Если Матрона как-то облагородилась, то Пелагея огрубела. Она уже оперировала самостоятельно. Исчезала её округлость. Румянец ещё держался, но потускнел. Она уже не носила цветастых шалей и деревенский полушубок сменила на темные теплые жакеты.
– Что тебе привезти? – спросила её Матрона на прощание.
– Аленький цветочек! – радостно ответила Пелагея. – Алтайский!
Встреча отца Сидора с дочерью была слезной. Матрона заметила, как постарел кузнец. Седина плотно выбелила и развеивала во все стороны поредевшие его кудели. Но главное, изменились его походка и взгляд, в котором появилась неуверенность в глазах, когда-то беспощадных и дерзких, в походке появилась робость. Надейка подросла без неё, и у неё определились черты деда. Братья же не изменились, такие же молчаливые, покладистые, смотрели с удивлением на столичную сестру и слушали во все уши о северном далеком городе. Теперь уж никто не звал Матрону чернавкою или Мотею, а была она Матрона Сидоровна, и при таком обращении к дочери кузнец высоко задирал свою бороденку. Матрона же почтительно целовала отцу руки и об избиении им Надейки не промолвила ни слова. Сразу начала готовить примочки и снадобья для племянницы и Устиньи.
– Смирилась бы ты, – однажды молвила Матрона Надейке. – Он ведь, Данила, толковый в работе-то, смирный. Всё наследство отцово ему отойдет…

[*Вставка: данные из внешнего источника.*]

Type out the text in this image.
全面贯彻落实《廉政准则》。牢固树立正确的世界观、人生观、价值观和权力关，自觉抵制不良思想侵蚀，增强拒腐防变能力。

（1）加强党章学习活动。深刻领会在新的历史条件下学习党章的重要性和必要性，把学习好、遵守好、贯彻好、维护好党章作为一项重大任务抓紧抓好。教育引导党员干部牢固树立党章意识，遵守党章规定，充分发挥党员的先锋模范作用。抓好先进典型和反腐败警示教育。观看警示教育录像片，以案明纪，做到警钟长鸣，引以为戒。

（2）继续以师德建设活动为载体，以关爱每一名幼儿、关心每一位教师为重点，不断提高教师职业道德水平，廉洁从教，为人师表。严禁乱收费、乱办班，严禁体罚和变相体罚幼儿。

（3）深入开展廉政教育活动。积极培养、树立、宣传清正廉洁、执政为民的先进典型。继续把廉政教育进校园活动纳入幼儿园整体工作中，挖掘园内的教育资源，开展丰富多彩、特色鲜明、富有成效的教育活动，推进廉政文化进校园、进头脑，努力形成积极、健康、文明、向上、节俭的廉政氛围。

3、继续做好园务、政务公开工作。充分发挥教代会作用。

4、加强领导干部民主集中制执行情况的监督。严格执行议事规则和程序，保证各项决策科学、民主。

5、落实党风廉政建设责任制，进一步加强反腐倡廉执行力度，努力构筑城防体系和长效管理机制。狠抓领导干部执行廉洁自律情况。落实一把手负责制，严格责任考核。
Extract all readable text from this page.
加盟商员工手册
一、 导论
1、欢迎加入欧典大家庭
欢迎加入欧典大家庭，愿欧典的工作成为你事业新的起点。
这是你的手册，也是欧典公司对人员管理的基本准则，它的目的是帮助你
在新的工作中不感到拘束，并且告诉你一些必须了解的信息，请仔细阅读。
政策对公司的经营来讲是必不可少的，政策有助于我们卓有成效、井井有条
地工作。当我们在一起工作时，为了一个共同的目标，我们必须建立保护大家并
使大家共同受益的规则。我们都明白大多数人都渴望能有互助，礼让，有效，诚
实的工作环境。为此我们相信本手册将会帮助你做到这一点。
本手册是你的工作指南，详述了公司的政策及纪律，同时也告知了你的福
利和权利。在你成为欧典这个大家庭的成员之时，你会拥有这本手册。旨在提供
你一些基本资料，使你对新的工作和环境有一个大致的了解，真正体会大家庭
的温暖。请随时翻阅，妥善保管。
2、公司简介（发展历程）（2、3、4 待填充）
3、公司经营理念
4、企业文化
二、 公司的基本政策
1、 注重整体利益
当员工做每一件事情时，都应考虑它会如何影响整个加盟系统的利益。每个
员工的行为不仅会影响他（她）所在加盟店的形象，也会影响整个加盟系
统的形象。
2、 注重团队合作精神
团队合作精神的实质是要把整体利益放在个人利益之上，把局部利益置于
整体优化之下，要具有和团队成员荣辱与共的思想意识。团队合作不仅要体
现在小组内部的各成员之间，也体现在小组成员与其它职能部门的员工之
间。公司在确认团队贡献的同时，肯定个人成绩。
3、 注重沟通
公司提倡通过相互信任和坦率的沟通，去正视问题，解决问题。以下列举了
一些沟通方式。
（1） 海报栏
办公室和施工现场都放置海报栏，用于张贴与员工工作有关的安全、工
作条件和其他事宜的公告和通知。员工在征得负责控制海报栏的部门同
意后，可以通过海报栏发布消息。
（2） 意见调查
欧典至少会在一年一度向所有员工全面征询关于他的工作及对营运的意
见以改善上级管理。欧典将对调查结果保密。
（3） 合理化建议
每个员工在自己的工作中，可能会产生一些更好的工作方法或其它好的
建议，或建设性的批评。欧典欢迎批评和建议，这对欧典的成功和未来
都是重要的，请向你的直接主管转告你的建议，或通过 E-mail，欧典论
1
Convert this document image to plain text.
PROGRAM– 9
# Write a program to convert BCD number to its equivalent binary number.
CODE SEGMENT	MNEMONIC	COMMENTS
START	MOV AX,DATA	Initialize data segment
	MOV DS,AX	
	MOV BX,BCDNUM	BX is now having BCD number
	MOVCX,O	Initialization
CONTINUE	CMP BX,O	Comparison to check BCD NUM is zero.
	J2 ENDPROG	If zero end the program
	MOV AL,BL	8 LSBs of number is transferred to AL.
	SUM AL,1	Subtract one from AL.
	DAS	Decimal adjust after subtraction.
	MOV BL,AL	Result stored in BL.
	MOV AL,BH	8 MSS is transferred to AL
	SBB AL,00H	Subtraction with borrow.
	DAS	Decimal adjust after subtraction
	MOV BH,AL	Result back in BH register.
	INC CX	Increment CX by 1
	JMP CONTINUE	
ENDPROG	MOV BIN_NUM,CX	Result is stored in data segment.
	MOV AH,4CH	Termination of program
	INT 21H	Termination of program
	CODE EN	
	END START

– А Морозов?! – задохнулась Надейка. – Я без него жить не могу!
– Сможешь, девочка! – вдруг кротко вздохнула Матрона. – И жизнь ты без него проживешь!
По выходным Матрона посещала церковь и, слушая возгласы отца Никодима, грешным делом она как бы отлетала от молитвы и видела себя девочкой рядом с матерью, которую так любила, что удивлялась всю жизнь – как она пережила её смерть. И как любила она службы и верила в ангелов, словно видя их воочию. Она и сейчас верит, и вера её окрепла, но с этой крепостью исчез тот наивный, детский трепет… Но ей в этот приезд стало особенно жаль отца. Может, никогда раньше она не думала, что так любит его, постаревшего, оскудевшего силою и властью. Она поняла, что избиением внучки он нанес бо́льшую рану себе, и очень жалела его. И Надейку, молодость которой брала верх, племянница выздоравливала. И жаль было Васька, красивого жигана, самовольного, задиристого пахана чуманского подроста. Батюшка всё грозил Василию эпитимией, что для того было равнозначно грозить древнею Элладою. Он и в церковь перестал ходить.
– Яблоко, оно ить от яблони… – вздыхал священник, – далеко не падает. И как-то странно и внимательно вглядывался в дочь. По запискам, подаваемым в алтарь во здравие, он узнавал почерк дочери, особенно крупно и четко выводящего имя отступника…
«Это Матрона, – думал священник, – она учит. А впрочем, ничего плохого в молитвах о болящих духом нету», – успокаивал он себя. Дуняшка с Матроною и впрямь читали единовременную молитву «по соглашению» о многих поселянах.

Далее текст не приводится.